Extract

Geetanjali Srikantan’s book is an ambitious and timely work on the legal regulation of religion in India at a time when disputes over religious practice and places of worship regularly appear before the courts. Srikantan, however, steps back from the contemporary to examine Indian law’s colonial heritage. She argues that the “impasse around the regulation of religion does not lie in the insufficiency of legal reasoning or the failure of the Indian secular state but has its roots in the methodologies and frameworks used by the British colonial administrators in identifying and governing religion” (p. 7).

Srikantan looks in detail at the production of Hindu and what was known as Anglo-Muhammedan law in colonial India.

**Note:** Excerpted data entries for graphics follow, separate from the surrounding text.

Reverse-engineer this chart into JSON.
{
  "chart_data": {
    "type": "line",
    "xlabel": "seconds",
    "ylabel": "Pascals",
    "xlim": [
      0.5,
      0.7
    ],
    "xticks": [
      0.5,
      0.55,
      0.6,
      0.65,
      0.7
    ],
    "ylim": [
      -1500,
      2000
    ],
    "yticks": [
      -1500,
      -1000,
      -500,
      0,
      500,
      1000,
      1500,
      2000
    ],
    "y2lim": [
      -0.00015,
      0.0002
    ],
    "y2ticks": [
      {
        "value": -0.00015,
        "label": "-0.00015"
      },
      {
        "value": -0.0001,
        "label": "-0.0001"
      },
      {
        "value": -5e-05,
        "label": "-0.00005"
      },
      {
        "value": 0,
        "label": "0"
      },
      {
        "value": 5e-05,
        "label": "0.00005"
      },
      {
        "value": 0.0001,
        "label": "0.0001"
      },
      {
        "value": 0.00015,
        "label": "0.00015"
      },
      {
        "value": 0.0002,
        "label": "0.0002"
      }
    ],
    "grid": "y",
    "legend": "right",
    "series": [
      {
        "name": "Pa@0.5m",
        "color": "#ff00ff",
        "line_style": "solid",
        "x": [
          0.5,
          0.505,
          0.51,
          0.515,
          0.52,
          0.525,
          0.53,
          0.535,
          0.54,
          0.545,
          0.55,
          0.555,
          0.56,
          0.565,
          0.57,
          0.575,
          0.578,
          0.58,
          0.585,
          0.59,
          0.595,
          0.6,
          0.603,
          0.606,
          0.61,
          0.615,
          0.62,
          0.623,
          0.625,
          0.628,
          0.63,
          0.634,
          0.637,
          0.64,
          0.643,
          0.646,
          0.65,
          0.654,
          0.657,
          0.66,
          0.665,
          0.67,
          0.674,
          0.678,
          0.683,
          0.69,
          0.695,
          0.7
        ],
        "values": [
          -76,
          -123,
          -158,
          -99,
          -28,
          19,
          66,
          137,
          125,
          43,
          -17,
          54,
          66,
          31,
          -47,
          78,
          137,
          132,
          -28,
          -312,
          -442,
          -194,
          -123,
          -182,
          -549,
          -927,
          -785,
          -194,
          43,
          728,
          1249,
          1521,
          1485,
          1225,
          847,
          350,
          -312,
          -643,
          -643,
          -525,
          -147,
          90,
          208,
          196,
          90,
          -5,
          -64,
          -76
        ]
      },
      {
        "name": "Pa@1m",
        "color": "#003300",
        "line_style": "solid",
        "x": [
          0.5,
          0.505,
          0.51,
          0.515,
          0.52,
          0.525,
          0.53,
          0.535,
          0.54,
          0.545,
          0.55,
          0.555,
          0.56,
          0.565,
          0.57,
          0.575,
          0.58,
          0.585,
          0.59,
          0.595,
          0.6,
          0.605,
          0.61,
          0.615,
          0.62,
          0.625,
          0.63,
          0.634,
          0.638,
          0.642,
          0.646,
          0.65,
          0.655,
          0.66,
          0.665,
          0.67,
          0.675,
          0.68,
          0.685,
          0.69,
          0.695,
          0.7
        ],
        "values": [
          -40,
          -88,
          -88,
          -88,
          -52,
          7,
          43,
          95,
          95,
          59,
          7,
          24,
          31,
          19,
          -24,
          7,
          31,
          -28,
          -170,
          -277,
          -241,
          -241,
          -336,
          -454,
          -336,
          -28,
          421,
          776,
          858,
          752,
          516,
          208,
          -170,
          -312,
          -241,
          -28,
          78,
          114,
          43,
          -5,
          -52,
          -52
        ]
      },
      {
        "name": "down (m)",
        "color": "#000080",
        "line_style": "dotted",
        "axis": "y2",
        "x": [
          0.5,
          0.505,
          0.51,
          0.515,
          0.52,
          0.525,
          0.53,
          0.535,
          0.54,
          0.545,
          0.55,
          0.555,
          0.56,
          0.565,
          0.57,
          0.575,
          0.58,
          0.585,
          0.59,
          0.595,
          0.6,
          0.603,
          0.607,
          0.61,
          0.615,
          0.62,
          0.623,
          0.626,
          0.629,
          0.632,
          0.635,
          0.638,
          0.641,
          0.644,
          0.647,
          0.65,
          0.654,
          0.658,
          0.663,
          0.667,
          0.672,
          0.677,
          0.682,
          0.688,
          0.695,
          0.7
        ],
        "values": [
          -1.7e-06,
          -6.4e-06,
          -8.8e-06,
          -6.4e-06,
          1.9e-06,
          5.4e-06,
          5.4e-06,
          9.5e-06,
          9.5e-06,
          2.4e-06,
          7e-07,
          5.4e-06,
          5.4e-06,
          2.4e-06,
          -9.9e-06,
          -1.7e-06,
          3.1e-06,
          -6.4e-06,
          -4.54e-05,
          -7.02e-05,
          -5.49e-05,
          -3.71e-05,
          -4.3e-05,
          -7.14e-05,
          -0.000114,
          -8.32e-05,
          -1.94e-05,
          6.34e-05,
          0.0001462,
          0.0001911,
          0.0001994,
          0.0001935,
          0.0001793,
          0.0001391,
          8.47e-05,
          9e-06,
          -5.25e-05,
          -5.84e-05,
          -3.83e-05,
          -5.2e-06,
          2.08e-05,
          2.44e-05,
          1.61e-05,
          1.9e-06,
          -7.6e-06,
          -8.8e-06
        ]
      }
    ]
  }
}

The 1780 Administration of Justice Regulation, passed by Warren Hastings, is well known. It provided that with regard to personal laws Hindus should be governed by the Shastra and the Muslims by the Quran. On Hindu law, Srikantan examines the writings of British officials, such as Luke Scrafton, Harry Verelst, and Henry Maine, colonial judges like William Jones and J.H. Nelson, landmark rulings, such as Collector of Madura v Motoo Ramalinga, and lesser-known ones to conclude: “[T]he choices that the British had in preserving customary law or enacting codes were limited by their own perspective on what constituted law and who could interpret it. In the Indian context, the law was to be found in the religious texts of the Hindus, which were in the custody of the Brahmin priests who were their interpreters” (p. 60).